The idea of the tank came out of research done in the 1950s to understand how beliefs are formed in people, he said.

Doyle said there was a lot of research done with floatation tanks and alternate perspectives in the 1960s and 1970s, adding that the research might have stopped because it seemed to be associated with the "culture of the time."

The researchers are working on two different studies now, Hance said. One study involves a single one-hour float, after which the researchers gather written responses from the participants, Hance said.

He said they are trying to find a correlation between people's DNA and the experiences they have.

"Biological and cultural factors influence the external environment," Shriver said. He added that the researchers don't yet know what influences people when they're inside the tank.
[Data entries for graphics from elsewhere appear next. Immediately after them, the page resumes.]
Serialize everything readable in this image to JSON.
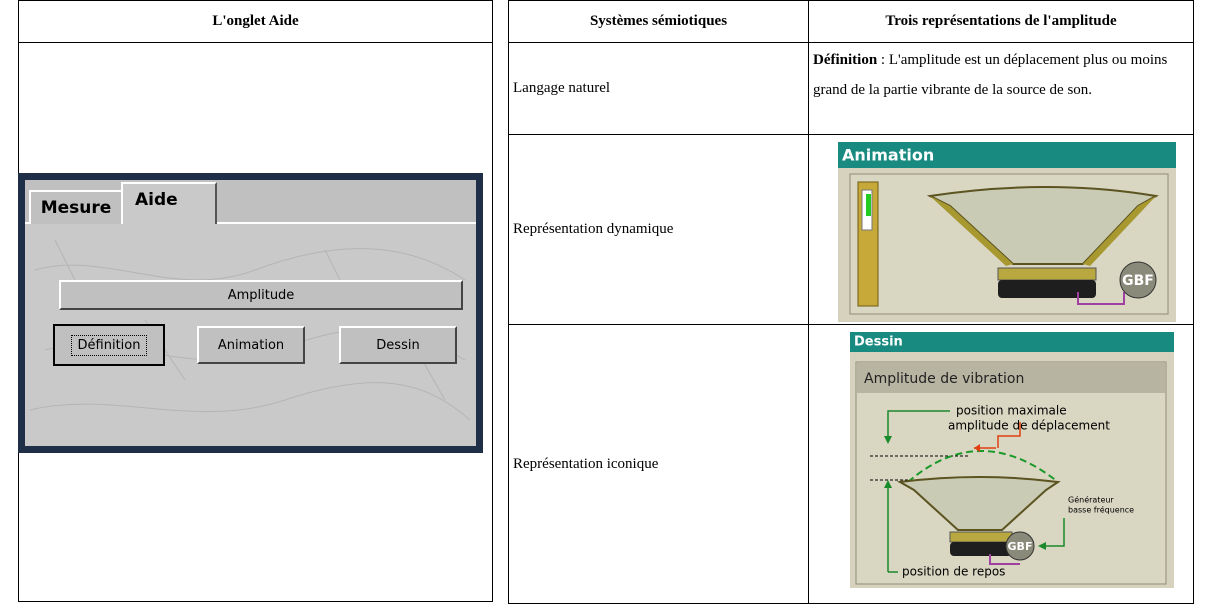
{
  "left_table": {
    "header": "L'onglet Aide",
    "panel": {
      "tabs": [
        "Mesure",
        "Aide"
      ],
      "title_button": "Amplitude",
      "buttons": [
        "Définition",
        "Animation",
        "Dessin"
      ]
    }
  },
  "right_table": {
    "headers": [
      "Systèmes sémiotiques",
      "Trois représentations de l'amplitude"
    ],
    "rows": [
      {
        "system": "Langage naturel",
        "definition_term": "Définition",
        "definition_text": ": L'amplitude est un déplacement plus ou moins grand de la partie vibrante de la source de son."
      },
      {
        "system": "Représentation dynamique",
        "image": {
          "title": "Animation",
          "badge": "GBF"
        }
      },
      {
        "system": "Représentation iconique",
        "image": {
          "title": "Dessin",
          "subtitle": "Amplitude de vibration",
          "labels": [
            "position maximale",
            "amplitude de déplacement",
            "Générateur",
            "basse fréquence",
            "position de repos"
          ],
          "badge": "GBF"
        }
      }
    ]
  }
}
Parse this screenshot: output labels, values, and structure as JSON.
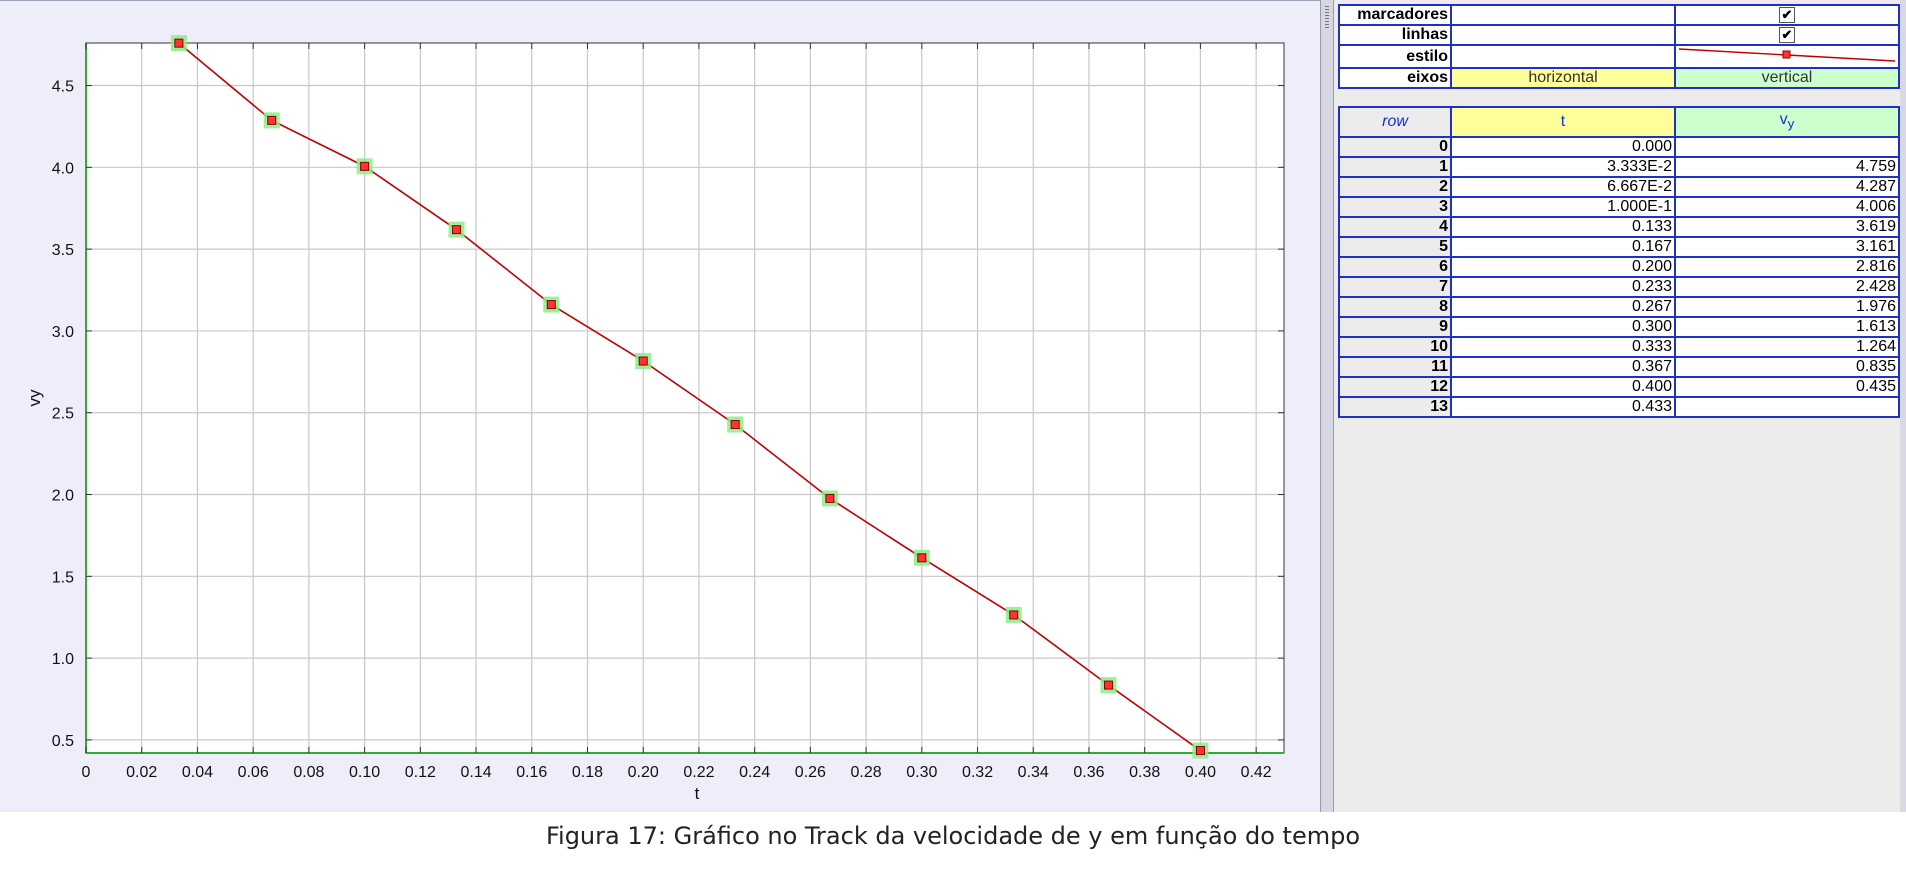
{
  "chart_data": {
    "type": "line",
    "xlabel": "t",
    "ylabel": "vy",
    "xlim": [
      0,
      0.43
    ],
    "ylim": [
      0.42,
      4.76
    ],
    "x_ticks": [
      0,
      0.02,
      0.04,
      0.06,
      0.08,
      0.1,
      0.12,
      0.14,
      0.16,
      0.18,
      0.2,
      0.22,
      0.24,
      0.26,
      0.28,
      0.3,
      0.32,
      0.34,
      0.36,
      0.38,
      0.4,
      0.42
    ],
    "x_tick_labels": [
      "0",
      "0.02",
      "0.04",
      "0.06",
      "0.08",
      "0.10",
      "0.12",
      "0.14",
      "0.16",
      "0.18",
      "0.20",
      "0.22",
      "0.24",
      "0.26",
      "0.28",
      "0.30",
      "0.32",
      "0.34",
      "0.36",
      "0.38",
      "0.40",
      "0.42"
    ],
    "y_ticks": [
      0.5,
      1.0,
      1.5,
      2.0,
      2.5,
      3.0,
      3.5,
      4.0,
      4.5
    ],
    "y_tick_labels": [
      "0.5",
      "1.0",
      "1.5",
      "2.0",
      "2.5",
      "3.0",
      "3.5",
      "4.0",
      "4.5"
    ],
    "grid": true,
    "series": [
      {
        "x": [
          0.03333,
          0.06667,
          0.1,
          0.133,
          0.167,
          0.2,
          0.233,
          0.267,
          0.3,
          0.333,
          0.367,
          0.4
        ],
        "y": [
          4.759,
          4.287,
          4.006,
          3.619,
          3.161,
          2.816,
          2.428,
          1.976,
          1.613,
          1.264,
          0.835,
          0.435
        ],
        "line_color": "#c00000",
        "marker_color": "#ff3333",
        "highlight_color": "#88ee88"
      }
    ]
  },
  "properties": {
    "rows": [
      {
        "label": "marcadores",
        "col2": "",
        "col3_check": "✔"
      },
      {
        "label": "linhas",
        "col2": "",
        "col3_check": "✔"
      },
      {
        "label": "estilo",
        "col2": ""
      },
      {
        "label": "eixos",
        "col2": "horizontal",
        "col3": "vertical"
      }
    ]
  },
  "table": {
    "headers": {
      "row": "row",
      "t": "t",
      "v": "v",
      "v_sub": "y"
    },
    "rows": [
      {
        "row": "0",
        "t": "0.000",
        "v": ""
      },
      {
        "row": "1",
        "t": "3.333E-2",
        "v": "4.759"
      },
      {
        "row": "2",
        "t": "6.667E-2",
        "v": "4.287"
      },
      {
        "row": "3",
        "t": "1.000E-1",
        "v": "4.006"
      },
      {
        "row": "4",
        "t": "0.133",
        "v": "3.619"
      },
      {
        "row": "5",
        "t": "0.167",
        "v": "3.161"
      },
      {
        "row": "6",
        "t": "0.200",
        "v": "2.816"
      },
      {
        "row": "7",
        "t": "0.233",
        "v": "2.428"
      },
      {
        "row": "8",
        "t": "0.267",
        "v": "1.976"
      },
      {
        "row": "9",
        "t": "0.300",
        "v": "1.613"
      },
      {
        "row": "10",
        "t": "0.333",
        "v": "1.264"
      },
      {
        "row": "11",
        "t": "0.367",
        "v": "0.835"
      },
      {
        "row": "12",
        "t": "0.400",
        "v": "0.435"
      },
      {
        "row": "13",
        "t": "0.433",
        "v": ""
      }
    ]
  },
  "caption": "Figura 17: Gráfico no Track da velocidade de y em função do tempo"
}
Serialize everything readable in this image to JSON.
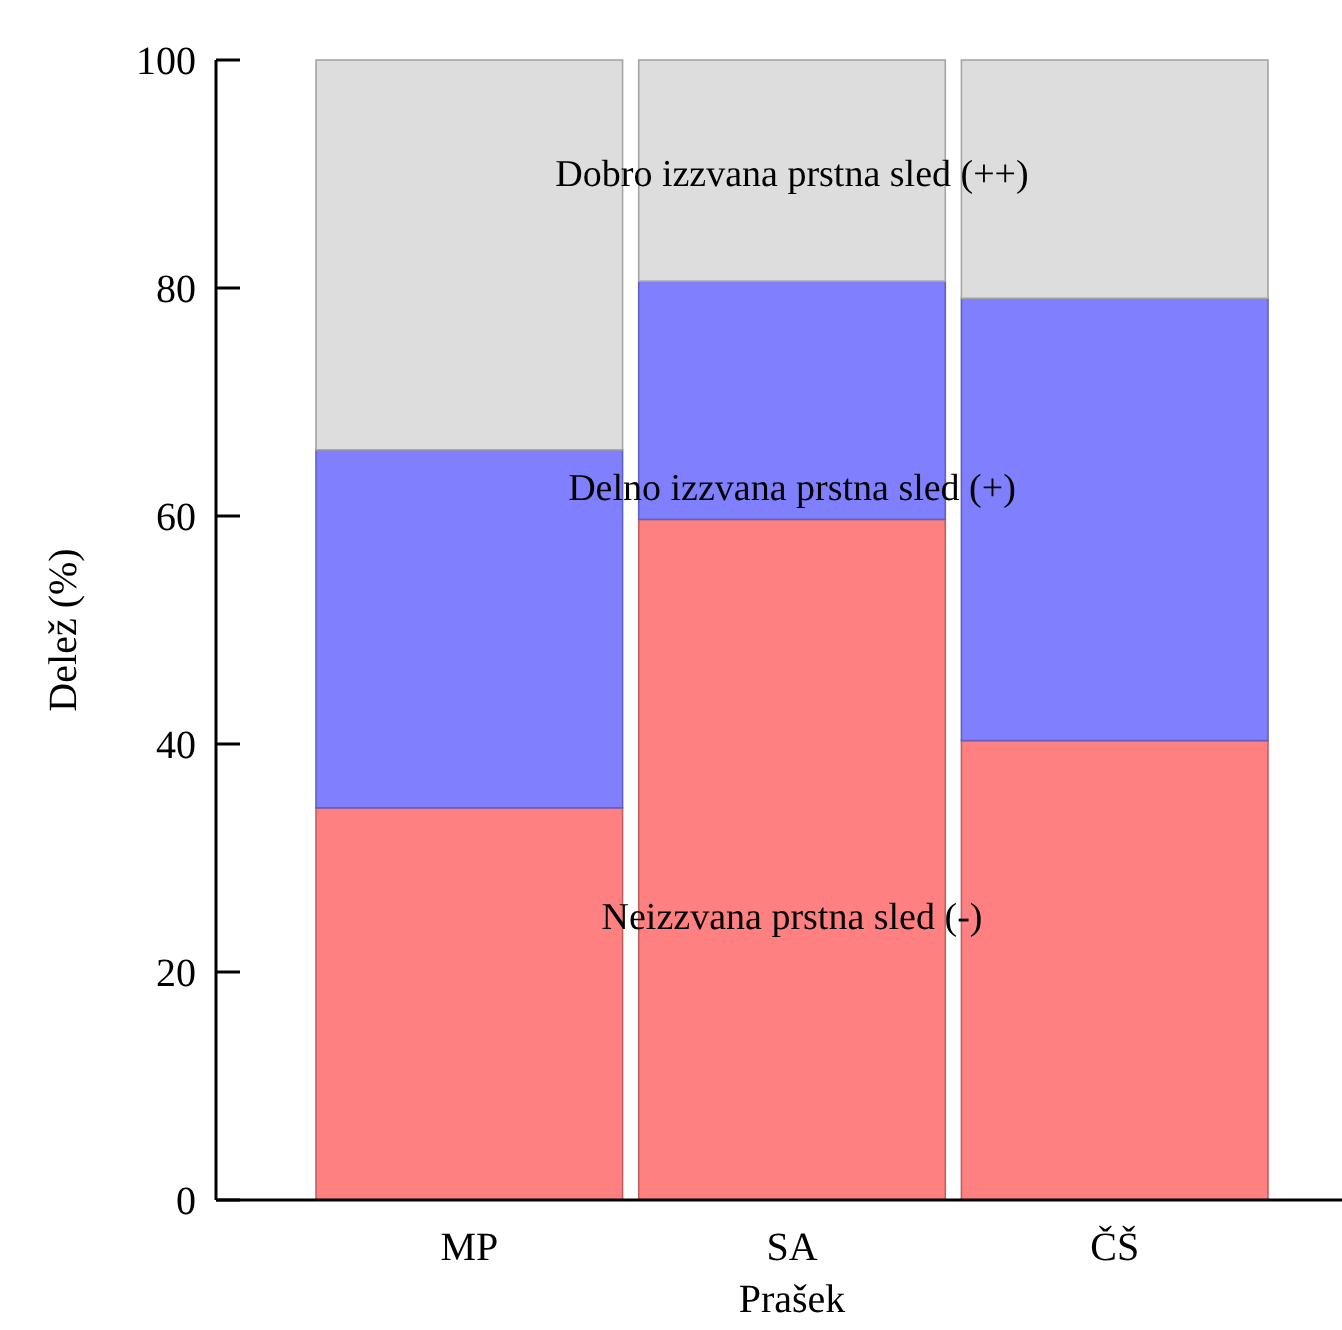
{
  "chart_data": {
    "type": "bar",
    "stacked": true,
    "xlabel": "Prašek",
    "ylabel": "Delež (%)",
    "categories": [
      "MP",
      "SA",
      "ČŠ"
    ],
    "series": [
      {
        "name": "Neizzvana prstna sled (-)",
        "color": "#ff8080",
        "values": [
          34.4,
          59.7,
          40.3
        ]
      },
      {
        "name": "Delno izzvana prstna sled (+)",
        "color": "#8080ff",
        "values": [
          31.4,
          20.9,
          38.8
        ]
      },
      {
        "name": "Dobro izzvana prstna sled (++)",
        "color": "#dddddd",
        "values": [
          34.2,
          19.4,
          20.9
        ]
      }
    ],
    "ylim": [
      0,
      100
    ],
    "yticks": [
      0,
      20,
      40,
      60,
      80,
      100
    ],
    "grid": false
  }
}
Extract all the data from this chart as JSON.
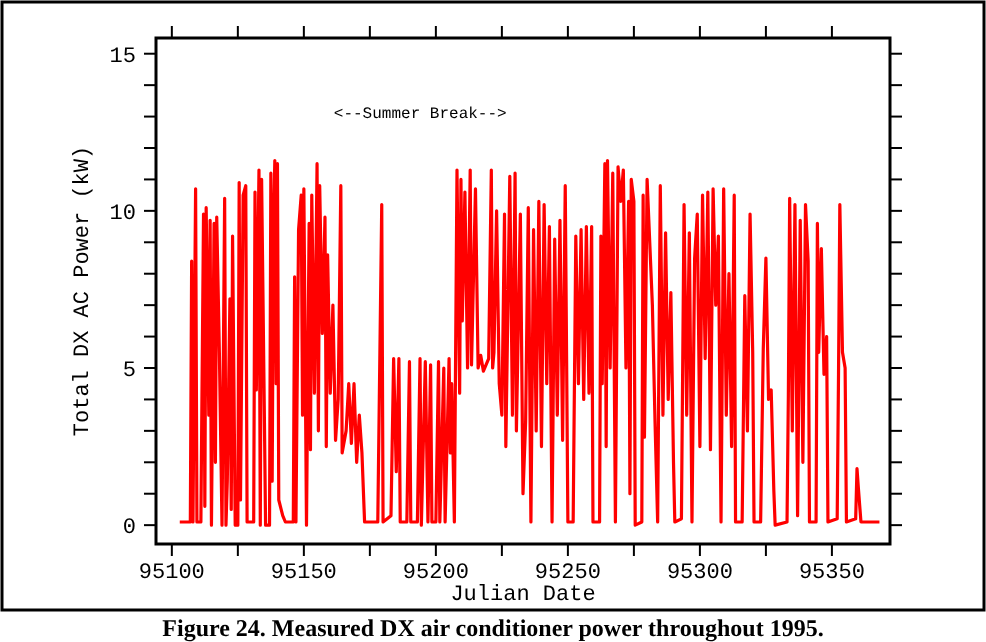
{
  "chart_data": {
    "type": "line",
    "xlabel": "Julian Date",
    "ylabel": "Total DX AC Power (kW)",
    "annotations": [
      "<--Summer Break-->",
      "Figure 24.  Measured DX air conditioner power throughout 1995."
    ],
    "xlim": [
      95094,
      95372
    ],
    "ylim": [
      -0.6,
      15.5
    ],
    "xticks": [
      95100,
      {
        "value": 95125,
        "label": null
      },
      95150,
      {
        "value": 95175,
        "label": null
      },
      95200,
      {
        "value": 95225,
        "label": null
      },
      95250,
      {
        "value": 95275,
        "label": null
      },
      95300,
      {
        "value": 95325,
        "label": null
      },
      95350
    ],
    "yticks": [
      0,
      {
        "value": 1,
        "label": null
      },
      {
        "value": 2,
        "label": null
      },
      {
        "value": 3,
        "label": null
      },
      {
        "value": 4,
        "label": null
      },
      5,
      {
        "value": 6,
        "label": null
      },
      {
        "value": 7,
        "label": null
      },
      {
        "value": 8,
        "label": null
      },
      {
        "value": 9,
        "label": null
      },
      10,
      {
        "value": 11,
        "label": null
      },
      {
        "value": 12,
        "label": null
      },
      {
        "value": 13,
        "label": null
      },
      {
        "value": 14,
        "label": null
      },
      15
    ],
    "grid": false,
    "marker": "none",
    "line_style": "solid",
    "series": [
      {
        "color": "#ff0000",
        "x": [
          95103,
          95107,
          95107.5,
          95108,
          95109,
          95109.5,
          95111,
          95112,
          95112.5,
          95113,
          95114,
          95114.5,
          95115,
          95116,
          95116.5,
          95117,
          95118,
          95119,
          95120,
          95120.5,
          95121,
          95122,
          95122.5,
          95123,
          95124,
          95125,
          95125.5,
          95126,
          95127,
          95128,
          95128.5,
          95131,
          95131.5,
          95132,
          95133,
          95133.5,
          95134,
          95135,
          95135.5,
          95137,
          95137.5,
          95138,
          95138.5,
          95139,
          95139.5,
          95140,
          95140.5,
          95142,
          95143,
          95146,
          95146.5,
          95147,
          95148,
          95149,
          95149.5,
          95150,
          95151,
          95152,
          95152.5,
          95153,
          95154,
          95155,
          95155.5,
          95156,
          95157,
          95158,
          95158.5,
          95159,
          95160,
          95161,
          95162,
          95163,
          95164,
          95164.5,
          95166,
          95167,
          95168,
          95169,
          95170,
          95171,
          95172,
          95173,
          95178,
          95179.5,
          95180,
          95183,
          95184,
          95185,
          95186,
          95186.5,
          95189,
          95190,
          95190.5,
          95193,
          95194,
          95194.5,
          95196,
          95197,
          95198,
          95198.5,
          95200,
          95201,
          95201.5,
          95203,
          95203.5,
          95205,
          95205.5,
          95206,
          95207,
          95208,
          95209,
          95209.5,
          95210,
          95211,
          95212,
          95213,
          95213.5,
          95215,
          95216,
          95217,
          95218,
          95220,
          95221,
          95221.5,
          95222,
          95223,
          95224,
          95225,
          95226,
          95226.5,
          95228,
          95229,
          95230,
          95230.5,
          95232,
          95233,
          95234,
          95235,
          95236,
          95237,
          95238,
          95239,
          95240,
          95241,
          95242,
          95243,
          95244,
          95245,
          95246,
          95247,
          95248,
          95249,
          95250,
          95252,
          95253,
          95254,
          95255,
          95256,
          95257,
          95258,
          95259,
          95259.5,
          95262,
          95262.5,
          95263,
          95264,
          95264.5,
          95265,
          95266,
          95267,
          95268,
          95269,
          95270,
          95271,
          95272,
          95273,
          95273.5,
          95274,
          95275,
          95275.5,
          95278,
          95278.5,
          95279,
          95280,
          95281,
          95282,
          95283,
          95284,
          95285,
          95286,
          95287,
          95288,
          95289,
          95290,
          95290.5,
          95293,
          95294,
          95295,
          95296,
          95297,
          95298,
          95299,
          95300,
          95301,
          95302,
          95303,
          95304,
          95305,
          95306,
          95307,
          95308,
          95309,
          95310,
          95311,
          95312,
          95313,
          95313.5,
          95316,
          95317,
          95318,
          95319,
          95320,
          95320.5,
          95323,
          95324,
          95325,
          95326,
          95327,
          95328,
          95328.5,
          95333,
          95333.5,
          95334,
          95335,
          95336,
          95337,
          95338,
          95339,
          95340,
          95341,
          95341.5,
          95344,
          95344.5,
          95345,
          95346,
          95347,
          95348,
          95348.5,
          95352,
          95352.5,
          95353,
          95354,
          95355,
          95355.5,
          95359,
          95359.5,
          95360,
          95361,
          95368
        ],
        "values": [
          0.1,
          0.1,
          8.4,
          0.1,
          10.7,
          0.1,
          0.1,
          9.9,
          0.6,
          10.1,
          3.5,
          9.7,
          0,
          9.6,
          2,
          9.8,
          5.5,
          0,
          10.4,
          0,
          1.4,
          7.2,
          0.5,
          9.2,
          0,
          0,
          10.9,
          0.8,
          10.5,
          10.8,
          0.1,
          0.1,
          10.6,
          4.3,
          11.3,
          0,
          11.0,
          3.8,
          0,
          0,
          11.2,
          1.4,
          9.5,
          11.6,
          4.5,
          11.5,
          0.8,
          0.3,
          0.1,
          0.1,
          7.9,
          0.1,
          9.4,
          10.5,
          3.5,
          10.7,
          0,
          9.6,
          2.4,
          10.5,
          4.2,
          11.5,
          3.0,
          10.8,
          6.1,
          9.8,
          2.5,
          8.6,
          4.2,
          7.0,
          2.7,
          4.0,
          10.8,
          2.3,
          3.0,
          4.5,
          2.6,
          4.5,
          2.0,
          3.5,
          2.3,
          0.1,
          0.1,
          10.2,
          0.1,
          0.3,
          5.3,
          1.7,
          5.3,
          0.1,
          0.1,
          5.2,
          0.1,
          0.1,
          5.3,
          0,
          5.2,
          0.1,
          5.1,
          0.1,
          0.1,
          5.2,
          0.1,
          5.0,
          0.1,
          5.3,
          2.3,
          4.5,
          0.1,
          11.3,
          4.2,
          11.0,
          6.5,
          10.6,
          5.0,
          11.3,
          5.1,
          10.7,
          5.0,
          5.4,
          4.9,
          5.3,
          11.3,
          5.0,
          5.5,
          10.0,
          4.5,
          3.5,
          9.9,
          2.5,
          11.1,
          3.5,
          11.2,
          3.0,
          9.9,
          1.0,
          3.3,
          10.1,
          0.1,
          9.4,
          3.0,
          10.3,
          2.5,
          10.2,
          4.5,
          9.5,
          0.1,
          9.1,
          3.5,
          9.7,
          2.7,
          10.8,
          0.1,
          0.1,
          9.2,
          4.5,
          9.4,
          4.0,
          9.5,
          4.2,
          9.5,
          0.1,
          0.1,
          9.2,
          4.5,
          11.5,
          2.5,
          11.6,
          5.0,
          11.2,
          0.1,
          11.4,
          10.3,
          11.3,
          5.0,
          10.3,
          1.0,
          11.0,
          10.3,
          0,
          0.1,
          10.5,
          2.8,
          11.0,
          9.0,
          7.0,
          3.3,
          0.1,
          10.8,
          3.5,
          9.3,
          4.0,
          7.4,
          2.0,
          0.1,
          0.2,
          10.2,
          3.5,
          9.3,
          0.1,
          8.5,
          9.9,
          2.5,
          10.5,
          5.3,
          10.6,
          2.4,
          10.7,
          7.0,
          9.2,
          0.1,
          10.7,
          3.5,
          8.0,
          2.5,
          10.5,
          0.1,
          0.1,
          7.3,
          3.0,
          9.9,
          5.5,
          0.1,
          0.1,
          5.6,
          8.5,
          4.0,
          4.3,
          1.1,
          0,
          0.1,
          4.1,
          10.4,
          3.0,
          10.2,
          0.3,
          9.7,
          2.0,
          10.2,
          8.4,
          0.1,
          0.1,
          9.6,
          5.5,
          8.8,
          4.8,
          6.0,
          0.1,
          0.2,
          4.8,
          10.2,
          5.5,
          5.0,
          0.1,
          0.2,
          1.8,
          1.2,
          0.1,
          0.1
        ]
      }
    ]
  }
}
"It's only our second year running the tank," Shriver said, adding that researchers are still analyzing data from the previous year.

People can choose to float in a bathing suit or nude and must take a shower before they go in the tank, he said.

Any sediment, hair or bacteria in the tank is cleaned out by a filtering process that Hance said is run at least twice a day and between each float.

Inside the tank, 11 inches of water is heated to skin temperature and then saturated with hundreds of pounds of Epsom salt, allowing a person to float with hardly any effort.

"You bob on top of [the water] like a hyper cork," Doyle said.

Earplugs are provided to keep water and sound out.

When the participant is ready, the researcher turns off the lights and the floater shuts the door to the tank, immersing them in complete darkness for an hour.

"You close the door, and there's no other input. Nothing happens. It's a very gentle meditation environment," Doyle said. "It's not anything to make people feel any anxiety."

Doyle said between 60 and 70 percent of participants feel like they're flying and many lose all sense of up and down.

"You can really lose awareness of the boundaries of your body," Shriver said. "The weightlessness is unique. I wish I had one at my house."

Doyle said that so far they have been getting good responses.

"One of the most common symptoms is wanting to float again," he said.

Of about 100 people who have floated in the tank, Hance said two ended early because they didn't like the feeling.

"That's to be expected," he said. "Some people don't want to spend that much time with themselves."

Hance said he would like to get a neuroscientist on board to see what kind of brain activity is going on as people float, though he said it would be hard to do in the water environment.

"I would hope we would expand," he said. "There's a lot left to be answered."

The other study the researchers are planning will begin next week and will require 20 participants to float 12 times for 45 minutes each in a period of seven weeks, he said.

This study focuses less on narrative experiences of floating, but more on individuals with different personality traits and how they experience the tank, Hance said.

Anyone can sign up to float.

"It's one of those things you have to experience for yourself," Doyle said.